Mega projects require a fair bit of planning and approvals before they go for the final investment decision. We are now in the engineering phase and getting all regulatory clearances, some of which also relate to legacy issues before our acquisition.

It has been close to 100 days since the provisional safeguard duty was imposed. Is there a case to impose a longer term and higher duty?

At a time when the global trade dynamics are focused on protecting individual national interests, the safeguard duty is an important step to create a level playing field.

Without a strong steel industry, India cannot hope to have a strong industrial or manufacturing ecosystem ever. The “melt and pour” principle that all countries, including the US and EU, are putting in trade deals equally applies to India, especially when the Indian steel industry is competitive and can meet the required quality of steel.

National sovereignty on foundational industries like steel is critical for India’s national economic interest. Hence, the safeguard duty indeed should be longer term and ideally double what exists today to ensure it truly “safeguards” the national
interest.

The Madras High Court has stayed the quality control order on steel. What is the view on the order, which has been dubbed anti-MSME?

Without getting into the specifics of the case, let me say that quality control is necessary to bring parity between domestically produced steel and the imported steel. This is critical to ensure the quality of end products produced in this country meets its national standards and objectives.

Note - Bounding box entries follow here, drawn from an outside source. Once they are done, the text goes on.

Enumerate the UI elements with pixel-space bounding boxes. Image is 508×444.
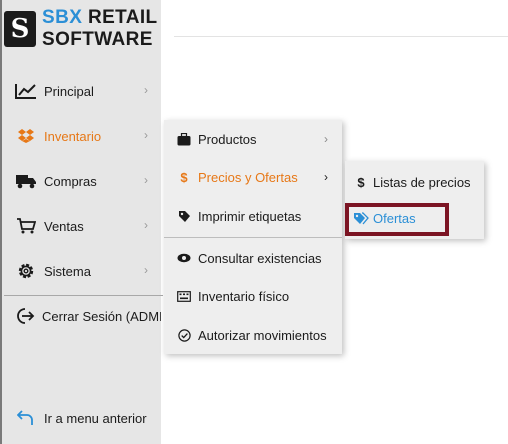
logo-retail: RETAIL <box>82 7 158 28</box>
dollar-icon: $ <box>357 174 365 190</box>
dollar-icon: $ <box>180 169 188 185</box>
highlight-box <box>345 203 449 236</box>
sidebar-divider <box>4 295 163 296</box>
submenu-item-label: Listas de precios <box>373 174 471 190</box>
sidebar-item-label: Principal <box>44 83 94 99</box>
logout-icon <box>15 307 35 325</box>
chevron-right-icon: › <box>324 170 328 184</box>
submenu-item-label: Autorizar movimientos <box>198 327 327 343</box>
submenu-inventario: Productos › $ Precios y Ofertas › Imprim… <box>164 120 342 354</box>
sidebar-item-label: Compras <box>44 173 97 189</box>
sidebar-item-label: Inventario <box>44 128 102 144</box>
cart-icon <box>15 218 37 234</box>
sidebar-item-inventario[interactable]: Inventario › <box>4 118 161 154</box>
briefcase-icon <box>176 132 192 146</box>
submenu-item-consultar-existencias[interactable]: Consultar existencias <box>164 239 342 277</box>
logo-brand: SBX <box>42 7 83 28</box>
submenu-divider <box>164 237 342 238</box>
submenu-item-label: Consultar existencias <box>198 250 322 266</box>
submenu-item-listas-precios[interactable]: $ Listas de precios <box>345 163 484 201</box>
logo-software: SOFTWARE <box>42 29 153 50</box>
submenu-item-label: Productos <box>198 131 257 147</box>
truck-icon <box>15 173 37 189</box>
submenu-item-precios-ofertas[interactable]: $ Precios y Ofertas › <box>164 158 342 196</box>
sidebar-item-cerrar-sesion[interactable]: Cerrar Sesión (ADMIN) <box>4 298 161 334</box>
chevron-right-icon: › <box>144 218 148 232</box>
submenu-item-label: Precios y Ofertas <box>198 169 298 185</box>
sidebar-item-sistema[interactable]: Sistema › <box>4 253 161 289</box>
header-divider <box>174 36 508 37</box>
sidebar-item-label: Ir a menu anterior <box>44 410 147 426</box>
logo: S SBX RETAIL SOFTWARE <box>4 7 161 51</box>
chevron-right-icon: › <box>144 83 148 97</box>
tag-icon <box>176 210 192 223</box>
chevron-right-icon: › <box>324 132 328 146</box>
check-circle-icon <box>176 328 192 342</box>
chevron-right-icon: › <box>144 263 148 277</box>
chevron-right-icon: › <box>144 173 148 187</box>
sidebar: S SBX RETAIL SOFTWARE Principal › Invent… <box>0 0 163 444</box>
submenu-item-inventario-fisico[interactable]: Inventario físico <box>164 277 342 315</box>
sidebar-item-label: Cerrar Sesión (ADMIN) <box>42 308 161 324</box>
chart-line-icon <box>15 83 37 99</box>
logo-text: SBX RETAIL SOFTWARE <box>42 7 158 51</box>
submenu-item-label: Inventario físico <box>198 288 290 304</box>
back-arrow-icon <box>15 410 37 426</box>
sidebar-item-ventas[interactable]: Ventas › <box>4 208 161 244</box>
gear-icon <box>15 262 37 280</box>
sidebar-item-ir-menu-anterior[interactable]: Ir a menu anterior <box>4 400 161 436</box>
submenu-item-autorizar-movimientos[interactable]: Autorizar movimientos <box>164 316 342 354</box>
submenu-item-label: Imprimir etiquetas <box>198 208 302 224</box>
submenu-item-imprimir-etiquetas[interactable]: Imprimir etiquetas <box>164 197 342 235</box>
chevron-right-icon: › <box>144 128 148 142</box>
sidebar-item-label: Ventas <box>44 218 84 234</box>
submenu-item-productos[interactable]: Productos › <box>164 120 342 158</box>
logo-mark-icon: S <box>4 11 36 47</box>
dropbox-icon <box>15 128 37 144</box>
sidebar-item-compras[interactable]: Compras › <box>4 163 161 199</box>
eye-icon <box>176 253 192 263</box>
keyboard-icon <box>176 290 192 302</box>
sidebar-item-label: Sistema <box>44 263 91 279</box>
sidebar-item-principal[interactable]: Principal › <box>4 73 161 109</box>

All countries and economic regions globally have very stringent quality standards, and every importer is required to get certification or accreditation before imports are allowed.

For a country as large and complex as India, this is a basic hygiene element. The most important point is that India is a growth geography, and the entire world will be looking to dump their steel here, including defective and non-prime steel. If we don’t have adequate quality standards, it is a risk to national security.

Hence, quality standards are very critical both from a quality parity perspective, competitive fairness, and a larger consumer and public interest.